Northwestern Mutual Guest Column — Key Considerations for Selling Your Business
Selling your business requires a careful strategy paired with long term and short term considerations for the best financial outcome.
When it comes to your business, understanding how much it is worth can be challenging and involves answering many different questions. Do you plan on selling your business any time soon? If so, who are you planning on selling it to? Whether it’s an employee, family member or strategic buyer, with 2023 right around the corner, now is the time to consider developing a financial preparedness plan for business succession planning.
READ — Exit Planning: New Study Shows Most Colorado Business Owners Are Not Ready to Sell Their Businesses
Value Your Business
The day-to-day challenges of running a business often impede our ability to understand its value and formulate a game plan around getting the outcome we desire. Not only do I encounter this with clients as a wealth management advisor for the Colorado Northwestern Mutual office, but as a business owner myself looking to sell down the road, I have a front-row seat to the same set of challenges.
Rather than basing how much your business is worth on a recent sale of a similar enterprise, or performing a Google search of earnings before interest, taxes, depreciation and amortization (EBITDA) multiples in your industry, consider scheduling an independent valuation with a professional to help you understand where value is attributed. It can be both surprising and enlightening to find out what the outside market values most, or least, about your business.
Once you have a valuation, you have a benchmark to drive and clearly understand future growth, and can spend time performing in those areas that enhance value. Furthermore, when the valuation is updated each year, you receive quantifiable feedback about the changes you are making in the business.
Develop a Financial Plan
Selling your business at the price you desired and finding out later you must unexpectedly return to work due to the market environment, taxes or unforeseen health changes is not ideal.
“Reverse engineering” what your future lifestyle and estate plan requires is the first step, and you can achieve this by working with a certified professional to create a comprehensive financial plan. Some of the considerations for a successful financial plan include:
1. Tax implications
This should address current tax issues, tax that is related to the business sale and tax implications during retirement and upon passing.
2. Asset management
Do not mistake an investment portfolio for a financial plan. How your assets are allocated now, how they will be allocated post-sale, where assets are located (taxable or non-taxable account) and what performance is needed to allow your plan to work are all common themes surrounding asset management.
3. Risk management
In the event of a disability or premature death, where will the money come from to execute on your buy-sell agreement with your partners? Was your life insurance structured as an asset or established for a finite period of time to cover death? Do you have a plan for long-term care during retirement? Protecting your current ability to run the business along with weighing your future desires are all important considerations.

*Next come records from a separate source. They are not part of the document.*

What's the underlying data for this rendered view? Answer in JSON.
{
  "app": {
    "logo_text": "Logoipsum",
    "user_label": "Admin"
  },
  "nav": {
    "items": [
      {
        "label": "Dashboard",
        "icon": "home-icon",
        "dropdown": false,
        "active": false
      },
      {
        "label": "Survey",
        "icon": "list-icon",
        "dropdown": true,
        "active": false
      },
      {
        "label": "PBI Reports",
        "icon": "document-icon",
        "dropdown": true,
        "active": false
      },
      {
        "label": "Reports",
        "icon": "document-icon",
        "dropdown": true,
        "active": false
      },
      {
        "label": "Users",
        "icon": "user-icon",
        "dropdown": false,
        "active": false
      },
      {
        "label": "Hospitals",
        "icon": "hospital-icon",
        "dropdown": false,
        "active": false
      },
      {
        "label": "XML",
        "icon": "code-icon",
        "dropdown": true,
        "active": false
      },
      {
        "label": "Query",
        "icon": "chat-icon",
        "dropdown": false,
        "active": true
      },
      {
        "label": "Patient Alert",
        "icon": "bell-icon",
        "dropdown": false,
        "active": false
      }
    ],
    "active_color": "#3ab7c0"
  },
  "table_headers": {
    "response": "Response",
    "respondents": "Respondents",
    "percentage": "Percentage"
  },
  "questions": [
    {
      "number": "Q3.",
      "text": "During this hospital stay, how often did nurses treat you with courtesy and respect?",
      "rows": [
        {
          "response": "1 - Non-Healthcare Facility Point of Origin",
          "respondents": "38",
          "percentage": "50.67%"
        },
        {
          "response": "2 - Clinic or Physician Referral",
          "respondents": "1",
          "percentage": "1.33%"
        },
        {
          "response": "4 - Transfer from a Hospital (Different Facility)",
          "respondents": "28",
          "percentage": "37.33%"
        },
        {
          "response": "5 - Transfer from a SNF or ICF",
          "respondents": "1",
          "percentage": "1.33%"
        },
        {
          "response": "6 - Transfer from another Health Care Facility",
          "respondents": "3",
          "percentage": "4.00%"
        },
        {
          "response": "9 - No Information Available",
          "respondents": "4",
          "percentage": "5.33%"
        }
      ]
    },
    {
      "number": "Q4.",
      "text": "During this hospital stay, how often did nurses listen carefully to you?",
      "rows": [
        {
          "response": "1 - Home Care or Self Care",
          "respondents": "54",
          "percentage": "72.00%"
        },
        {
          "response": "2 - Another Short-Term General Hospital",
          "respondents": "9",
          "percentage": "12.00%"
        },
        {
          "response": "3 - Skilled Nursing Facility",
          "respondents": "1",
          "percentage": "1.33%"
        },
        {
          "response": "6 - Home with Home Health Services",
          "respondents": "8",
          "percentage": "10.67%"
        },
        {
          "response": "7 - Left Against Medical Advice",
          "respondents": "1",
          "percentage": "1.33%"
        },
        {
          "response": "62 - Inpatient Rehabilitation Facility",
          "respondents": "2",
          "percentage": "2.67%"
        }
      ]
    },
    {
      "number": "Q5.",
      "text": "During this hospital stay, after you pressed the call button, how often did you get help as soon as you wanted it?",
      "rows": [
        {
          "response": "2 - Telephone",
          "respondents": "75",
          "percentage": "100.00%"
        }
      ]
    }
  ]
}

READ — How to Avoid Risk While Running your Business
4. Estate planning
When the financial plan reveals that you will be unable to spend all of your wealth, would it make sense to gift shares of the company to children or future grandchildren before the explosive growth of the share value? There is so much to address on this front that having a plan that works in concert with an estate attorney is essential.
Is your business structure today the most tax-efficient for current income and a future exit? Do you have a business structure that will award you the best tax outcome when you plan on eventually selling your business?
In addition to engaging your planner, consider hiring a law firm with knowledge of the tax and estate planning front to work alongside your CPA to determine the best strategy.
Build a Team Around You
In addition to building a management team to help run your business, you should also invest in a comprehensive financial planning team. Now is the time to take a fresh look at what advisors are on your team, who is needed and who needs to be replaced.
In addition to a CPA, a valuation expert and an attorney who can bring business organization, estate planning and tax knowledge to the table, a CERTIFIED FINANCIAL PLANNER™ professional or CFP® will make sure the outcome you desire is never out of focus when tax strategy, business organization, estate planning and differences in opinion surface.
Exiting the business that you started and/or ran for years is complex and emotional. The earlier you begin the methodical process of building a trusted team around you and creating a financial plan, the higher likelihood of receiving the true value of what your hard work has built.
Royce Zimmerman is the wealth management advisor for Northwestern Mutual.